Die Antragstellerin beantragte nach § 33 Abs. 1 RVG die Festsetzung des Gegenstandswerts der anwaltlichen Tätigkeit für ein Rechtsbeschwerdeverfahren zur Vollstreckung titulierten Forderungen. Der Bundesgerichtshof stellte fest, dass die Entscheidung gemäß § 33 Abs. 8 Satz 1 RVG beim Einzelrichter liegt und setzte den Gegenstandswert auf bis 1.500 € fest. Grundlage war die Summe der titulierten Hauptforderung und erstattungsfähigen Kosten.

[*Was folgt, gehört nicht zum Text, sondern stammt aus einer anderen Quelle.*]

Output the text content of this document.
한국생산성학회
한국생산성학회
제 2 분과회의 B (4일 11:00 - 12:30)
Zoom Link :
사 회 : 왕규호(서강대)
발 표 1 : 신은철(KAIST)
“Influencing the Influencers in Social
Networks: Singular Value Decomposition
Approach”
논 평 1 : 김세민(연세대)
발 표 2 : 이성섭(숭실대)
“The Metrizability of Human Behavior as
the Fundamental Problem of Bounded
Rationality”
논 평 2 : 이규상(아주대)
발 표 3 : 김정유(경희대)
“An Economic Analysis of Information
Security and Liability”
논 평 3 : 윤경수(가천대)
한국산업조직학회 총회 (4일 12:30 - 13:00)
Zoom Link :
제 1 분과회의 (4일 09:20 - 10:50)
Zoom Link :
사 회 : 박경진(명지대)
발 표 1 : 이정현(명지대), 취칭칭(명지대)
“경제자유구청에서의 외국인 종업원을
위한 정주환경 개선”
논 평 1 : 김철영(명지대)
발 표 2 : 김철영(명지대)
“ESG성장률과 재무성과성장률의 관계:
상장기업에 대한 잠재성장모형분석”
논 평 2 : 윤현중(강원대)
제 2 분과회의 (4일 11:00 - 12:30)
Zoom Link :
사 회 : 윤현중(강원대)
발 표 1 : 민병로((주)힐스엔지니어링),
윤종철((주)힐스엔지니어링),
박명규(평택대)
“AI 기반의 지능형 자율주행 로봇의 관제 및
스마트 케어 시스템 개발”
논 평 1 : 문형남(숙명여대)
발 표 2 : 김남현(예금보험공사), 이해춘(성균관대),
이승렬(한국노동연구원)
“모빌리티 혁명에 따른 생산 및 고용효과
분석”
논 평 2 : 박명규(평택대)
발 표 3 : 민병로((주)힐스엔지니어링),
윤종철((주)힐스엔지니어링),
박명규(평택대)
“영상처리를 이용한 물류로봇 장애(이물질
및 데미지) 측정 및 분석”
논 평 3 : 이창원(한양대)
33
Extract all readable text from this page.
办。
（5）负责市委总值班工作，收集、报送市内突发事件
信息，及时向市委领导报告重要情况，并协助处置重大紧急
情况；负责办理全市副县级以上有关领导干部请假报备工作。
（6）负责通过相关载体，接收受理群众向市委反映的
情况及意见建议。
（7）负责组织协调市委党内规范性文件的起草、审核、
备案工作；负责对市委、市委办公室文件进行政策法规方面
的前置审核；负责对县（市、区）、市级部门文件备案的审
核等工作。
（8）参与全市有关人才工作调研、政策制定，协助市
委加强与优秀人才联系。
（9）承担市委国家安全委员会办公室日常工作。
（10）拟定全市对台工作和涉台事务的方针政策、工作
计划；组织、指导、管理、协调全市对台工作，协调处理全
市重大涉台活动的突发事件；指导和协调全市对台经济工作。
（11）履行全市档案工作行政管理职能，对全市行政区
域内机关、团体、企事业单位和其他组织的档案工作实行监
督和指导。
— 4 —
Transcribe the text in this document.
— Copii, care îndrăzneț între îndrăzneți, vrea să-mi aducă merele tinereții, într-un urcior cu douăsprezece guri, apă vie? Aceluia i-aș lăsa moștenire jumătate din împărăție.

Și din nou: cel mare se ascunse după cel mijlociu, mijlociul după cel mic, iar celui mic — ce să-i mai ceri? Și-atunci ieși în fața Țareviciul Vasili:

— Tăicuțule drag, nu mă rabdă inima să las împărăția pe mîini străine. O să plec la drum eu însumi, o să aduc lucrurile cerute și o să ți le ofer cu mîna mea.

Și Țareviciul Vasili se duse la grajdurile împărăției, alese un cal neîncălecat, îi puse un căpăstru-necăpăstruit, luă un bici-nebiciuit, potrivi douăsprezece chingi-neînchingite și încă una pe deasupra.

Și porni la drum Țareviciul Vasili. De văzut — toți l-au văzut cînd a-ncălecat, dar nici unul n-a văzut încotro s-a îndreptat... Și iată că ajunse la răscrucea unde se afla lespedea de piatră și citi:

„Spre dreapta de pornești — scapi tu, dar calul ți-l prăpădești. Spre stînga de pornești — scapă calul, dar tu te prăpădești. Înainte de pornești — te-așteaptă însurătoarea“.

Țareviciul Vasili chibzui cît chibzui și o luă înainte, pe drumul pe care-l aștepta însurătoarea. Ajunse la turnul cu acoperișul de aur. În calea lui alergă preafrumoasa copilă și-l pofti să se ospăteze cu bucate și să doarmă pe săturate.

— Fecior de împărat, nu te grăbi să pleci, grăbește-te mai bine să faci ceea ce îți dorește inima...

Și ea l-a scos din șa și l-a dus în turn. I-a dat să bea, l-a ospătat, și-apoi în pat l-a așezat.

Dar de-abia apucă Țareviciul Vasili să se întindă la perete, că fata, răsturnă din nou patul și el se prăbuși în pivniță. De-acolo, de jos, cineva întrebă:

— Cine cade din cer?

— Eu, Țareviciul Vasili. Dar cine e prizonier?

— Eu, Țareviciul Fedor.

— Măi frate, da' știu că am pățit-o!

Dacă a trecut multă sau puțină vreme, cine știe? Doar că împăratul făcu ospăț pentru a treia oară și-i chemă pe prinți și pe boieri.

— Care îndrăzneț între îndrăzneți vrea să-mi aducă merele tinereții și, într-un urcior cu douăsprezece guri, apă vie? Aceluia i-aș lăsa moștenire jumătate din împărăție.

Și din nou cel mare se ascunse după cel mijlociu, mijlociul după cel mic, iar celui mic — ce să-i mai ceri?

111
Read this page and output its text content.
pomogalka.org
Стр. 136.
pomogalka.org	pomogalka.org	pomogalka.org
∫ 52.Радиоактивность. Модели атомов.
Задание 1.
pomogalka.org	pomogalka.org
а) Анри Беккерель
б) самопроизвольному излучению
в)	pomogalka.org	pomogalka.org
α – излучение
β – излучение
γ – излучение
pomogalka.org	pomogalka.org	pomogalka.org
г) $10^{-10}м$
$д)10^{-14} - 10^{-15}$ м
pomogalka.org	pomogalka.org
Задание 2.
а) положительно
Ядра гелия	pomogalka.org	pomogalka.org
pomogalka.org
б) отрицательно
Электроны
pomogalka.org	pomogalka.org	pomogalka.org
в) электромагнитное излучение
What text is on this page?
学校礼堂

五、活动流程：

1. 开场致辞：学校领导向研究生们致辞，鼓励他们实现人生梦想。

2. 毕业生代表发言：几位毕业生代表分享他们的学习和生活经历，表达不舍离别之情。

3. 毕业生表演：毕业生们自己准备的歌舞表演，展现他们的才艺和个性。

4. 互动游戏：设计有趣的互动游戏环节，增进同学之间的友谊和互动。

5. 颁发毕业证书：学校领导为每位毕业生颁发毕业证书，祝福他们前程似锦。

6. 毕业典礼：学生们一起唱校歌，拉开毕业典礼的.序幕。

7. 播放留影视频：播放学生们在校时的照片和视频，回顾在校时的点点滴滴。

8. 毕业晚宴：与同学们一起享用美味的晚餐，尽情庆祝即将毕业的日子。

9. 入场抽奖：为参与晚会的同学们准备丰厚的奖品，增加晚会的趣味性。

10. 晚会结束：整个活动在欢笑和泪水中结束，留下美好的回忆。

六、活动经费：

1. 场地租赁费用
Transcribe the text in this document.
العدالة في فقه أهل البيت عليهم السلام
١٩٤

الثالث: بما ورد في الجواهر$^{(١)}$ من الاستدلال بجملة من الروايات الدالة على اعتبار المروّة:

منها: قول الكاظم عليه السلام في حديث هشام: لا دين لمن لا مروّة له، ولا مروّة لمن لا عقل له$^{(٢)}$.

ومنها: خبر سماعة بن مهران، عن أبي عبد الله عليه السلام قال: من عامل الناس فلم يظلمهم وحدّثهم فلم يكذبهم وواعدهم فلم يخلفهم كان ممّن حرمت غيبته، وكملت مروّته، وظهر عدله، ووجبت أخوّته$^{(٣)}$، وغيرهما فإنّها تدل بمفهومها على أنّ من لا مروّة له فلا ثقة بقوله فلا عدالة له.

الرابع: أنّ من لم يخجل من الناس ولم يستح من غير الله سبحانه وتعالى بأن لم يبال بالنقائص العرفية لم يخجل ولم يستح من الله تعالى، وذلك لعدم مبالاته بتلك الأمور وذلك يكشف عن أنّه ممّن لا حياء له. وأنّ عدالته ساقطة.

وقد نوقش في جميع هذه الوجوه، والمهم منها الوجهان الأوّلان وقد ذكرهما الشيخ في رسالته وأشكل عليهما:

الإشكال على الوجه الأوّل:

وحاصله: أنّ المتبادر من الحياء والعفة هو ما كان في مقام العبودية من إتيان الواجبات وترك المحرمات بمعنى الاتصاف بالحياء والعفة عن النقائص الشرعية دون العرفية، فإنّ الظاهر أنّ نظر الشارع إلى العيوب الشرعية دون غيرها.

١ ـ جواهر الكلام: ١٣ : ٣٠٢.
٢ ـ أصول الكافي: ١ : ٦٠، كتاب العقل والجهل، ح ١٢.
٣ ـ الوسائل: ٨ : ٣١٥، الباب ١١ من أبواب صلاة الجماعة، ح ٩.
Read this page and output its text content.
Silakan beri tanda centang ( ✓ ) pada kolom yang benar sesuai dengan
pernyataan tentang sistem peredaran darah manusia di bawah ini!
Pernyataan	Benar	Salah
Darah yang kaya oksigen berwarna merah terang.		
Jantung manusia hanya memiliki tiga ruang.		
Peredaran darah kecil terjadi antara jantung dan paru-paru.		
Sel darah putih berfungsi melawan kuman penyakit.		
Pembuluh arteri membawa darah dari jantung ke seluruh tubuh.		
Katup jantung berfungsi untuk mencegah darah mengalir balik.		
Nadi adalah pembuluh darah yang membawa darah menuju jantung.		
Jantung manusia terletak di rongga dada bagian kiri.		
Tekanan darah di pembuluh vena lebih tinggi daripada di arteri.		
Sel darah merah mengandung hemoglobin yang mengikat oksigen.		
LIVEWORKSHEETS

Ausgang: Antrag auf Festsetzung des Gegenstandswerts nach § 33 Abs. 1 RVG stattgegeben; Gegenstandswert bis 1.500 € festgesetzt

Abstrakte Rechtssätze

1

Über Anträge zur Festsetzung des Gegenstandswerts nach § 33 Abs. 1 RVG entscheidet beim Bundesgerichtshof der Einzelrichter gem. § 33 Abs. 8 Satz 1 RVG.

2

Der Gegenstandswert der anwaltlichen Tätigkeit für ein Rechtsbeschwerdeverfahren bemisst sich nach dem wirtschaftlichen Interesse, das mit dem Rechtsmittel verfolgt wird.

3

Für die Ermittlung des Gegenstandswerts sind titulierte Hauptforderungen und erstattungsfähige Kosten grundsätzlich zusammenzurechnen, soweit sie Gegenstand der durch das Rechtsmittel verfolgten Vollstreckung sind.

4

Fällt die sich hieraus ergebende Gesamtsumme in eine Gebührenstufe, ist der Gegenstandswert entsprechend dieser Stufe festzusetzen.

Relevante Normen
§ 33 Abs. 1 RVG§ 33 Abs. 8 Satz 1 Halbsatz 1 RVG

Vorinstanzen

vorgehend BGH, 24. Mai 2023, Az: VII ZB 69/21, Beschluss

vorgehend LG Kempten, 24. November 2021, Az: 43 T 2039/21

vorgehend AG Kempten, 5. November 2021, Az: 2 C 1146/19

Tenor

Der Wert des Gegenstands der anwaltlichen Tätigkeit für das Rechtsbeschwerdeverfahren wird auf bis 1.500 € festgesetzt.

Gründe

I.

1

Über einen Antrag nach § 33 Abs. 1 RVG, den Wert des Gegenstands der anwaltlichen Tätigkeit festzusetzen, wenn sich die Gebühren in einem gerichtlichen Verfahren - wie hier - nicht nach dem für die Gerichtsgebühren maßgebenden Wert berechnen oder es an einem solchen Wert fehlt, ist gemäß § 33 Abs. 8 Satz 1 Halbsatz 1 RVG auch beim Bundesgerichtshof durch den Einzelrichter zu entscheiden (BGH, Großer Senat für Zivilsachen, Beschluss vom 9. August 2021 - GSZ 1/20, NJW 2021, 3191).

II.

2

Die Antragstellerin beabsichtigt die Vollstreckung der durch zwei Versäumnisurteile des Amtsgerichts Kempten (Allgäu) vom 8. Januar 2020 sowie vom 4. Mai 2020 - jeweils 2 C 1146/19 - titulierten Hauptforderung von 745 € nebst durch den amtsgerichtlichen Kostenfestsetzungsbeschluss vom 27. August 2020 - gl. Az. - festgesetzter zu erstattender Kosten von 467 € gegen den Antragsgegner. Hieraus ergibt sich ein Wert des Gegenstands der anwaltlichen Tätigkeit für das Rechtsbeschwerdeverfahren nach der Gebührenstufe bis 1500 €.